Whilst there are many possible implementations and suggestions how to interpret HTTP-quality-values / -Q-factors floating on the internet, I was unable to find 'correct' interpretations for several cases and why they should be interpreted this way. This would be mandatory for creating a "bulletproof" parsing mechanism.
For example, the MDN-Documentation lists following examples:
text/html,application/xhtml+xml,application/xml;q=0.9,*/*;q=0.8
would be read as follows:
| value | priority |
|---|---|
| text/html, application/xhtml+xml | 1.0 |
| application/xml | 0.9 |
| */* | 0.8 |
It seems clear to me, that according to RFC 7231 (HTTP/1.1), the first argument would be qualified as q=1.0 due to defaults ('(no value is the same as q=1)'), at least it seems to be true for the second argument, as well, without clearly stating that this is due to the defaulting.
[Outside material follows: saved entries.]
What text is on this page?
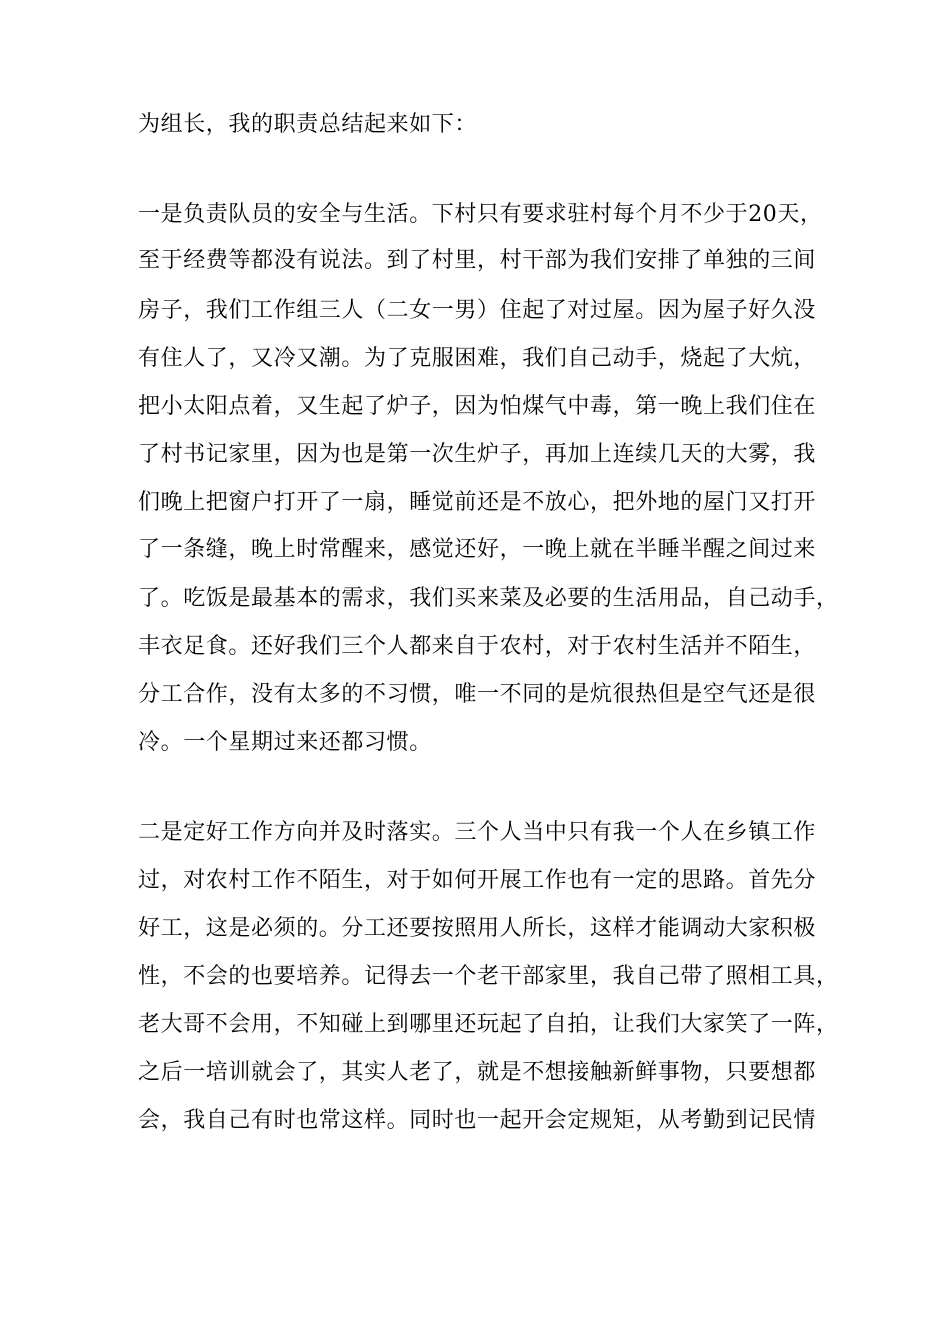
为组长，我的职责总结起来如下：
一是负责队员的安全与生活。下村只有要求驻村每个月不少于20天，
至于经费等都没有说法。到了村里，村干部为我们安排了单独的三间
房子，我们工作组三人（二女一男）住起了对过屋。因为屋子好久没
有住人了，又冷又潮。为了克服困难，我们自己动手，烧起了大炕，
把小太阳点着，又生起了炉子，因为怕煤气中毒，第一晚上我们住在
了村书记家里，因为也是第一次生炉子，再加上连续几天的大雾，我
们晚上把窗户打开了一扇，睡觉前还是不放心，把外地的屋门又打开
了一条缝，晚上时常醒来，感觉还好，一晚上就在半睡半醒之间过来
了。吃饭是最基本的需求，我们买来菜及必要的生活用品，自己动手，
丰衣足食。还好我们三个人都来自于农村，对于农村生活并不陌生，
分工合作，没有太多的不习惯，唯一不同的是炕很热但是空气还是很
冷。一个星期过来还都习惯。
二是定好工作方向并及时落实。三个人当中只有我一个人在乡镇工作
过，对农村工作不陌生，对于如何开展工作也有一定的思路。首先分
好工，这是必须的。分工还要按照用人所长，这样才能调动大家积极
性，不会的也要培养。记得去一个老干部家里，我自己带了照相工具，
老大哥不会用，不知碰上到哪里还玩起了自拍，让我们大家笑了一阵，
之后一培训就会了，其实人老了，就是不想接触新鲜事物，只要想都
会，我自己有时也常这样。同时也一起开会定规矩，从考勤到记民情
Furthermore it is totally unclear for me, how the following constructed statement should be parsed:
text/html,application/xhtml+xml,application/xml;q=0.9,text/plain,image/png;q=0.95,text/html;q=0.5,image/jpeg;q=0.99,image*;q=1.5
Keeping aside the obvious pointlessness of this statement, it leads to several problems:
- Should you consider this totally invalid, due to the several imperfections of this call, even partially breaking the standards at all (q>1 / q<0 is not allowed)?
- For example, both MDN: Accept-Language and RFC7231 5.3.5 Accept-Language state, it might be okay to reject the request using HTTP/406 Not Acceptable - but advises against it due to usability reasons.
- Should you expect text/plain to be q=1.0 due to its qualification not specified, even though its between two arguments not defined as q=1.0? Or "should" you process it with some kind of state machine, transfering over former values, so it becomes q=0.9?
- How should you respond to conflicting information? (text/html has both q=1.0 and q=0.5) Should it get overwritten, or is it just "another" entity in the list, resulting in a duplicate?
- How does the qualifier affect the order of preference, when the request could be fully satisfied by the server in all arguments, but it is provided in non-descending or even random order? I would assume, based on the resources given so far, to be expected to sort descending by the q-Value. However, the second example on the MDN page leaves this up to debate.
The latter example lists as follows:
text/html;q=0.8,text/*;q=0.8,*/*;q=0.8
which would expand to
| value | priority |
|---|---|
| text/html | 0.8 |
| text/* | 0.8 |
| */* | 0.8 |
In this example, every value has the same q-factor, which yields the question whether the application "should" sort such statements from the most specific to the least specific, or whether it "should" be kept in the order of declarance. If so, what purpose would and could the qualifier serve, especially as - according to the declaration - every content would be "accepted" after all? I assume, when stated on MDN, the example would make sense in some way and not just be hypothetically, but I am kind of uncertain in this case. Most examples out there simply sort by the qualifier, which definitively would result in unexpected behaviour in this scenario.
And as MIME-types tend to consist of two components, according to RFC 2046, any reorder by specificality would have to consider at least two dimensions; this would lead to potential unexpected behaviour for permutations like
text/html;q=0.8,text/*;q=0.8,*/html;q=0.8,*/*;q=0.8
Also, it is unclear to me, whether I should expect parameters to the arguments, like for example
text/html;charset=utf-8;q=0.8,text/plain;charset=utf-8;q=0.8,text/html;q=0.5
as the MDN page for quality values states that there are headers like accept handling additional specifiers resulting in definitions like text/html;level=1, but not going further into detail about that. Considering the RFC7231 ABNF definitions, it seems at least possible, leading to the suggestion that an application developer shouldn't rely on matching solely for only some kind of q=<potential floating point number [\.0-9]+> representation and expecting everything remaining a potential request argument.
There might be solutions for all these hypothetical problems which feel "natural" in some way, however I am unable to find any reliable clues confirming them.
This all concludes to the following question:
Is there even a right way intented, or is this left open to the application developer? If so, how should an application server react to the stated scenarios and why / where is it documented?
As far as I can see in my research so far, the topic seems to be rather sparse in the RFCs as well as the browser documentation, which might conclude it is designed to be more of a tool than a ruleset. But I am unsure if I am not missing out something "self-evident", as I am not aware of every RFC ever published.
As far as I can tell, the RFC and the MDN example are consistent, no?
Regarding your example:
This parses into
where the last element is an invalid media range. It's up to you whether you want to ignore just that element or the complete header field.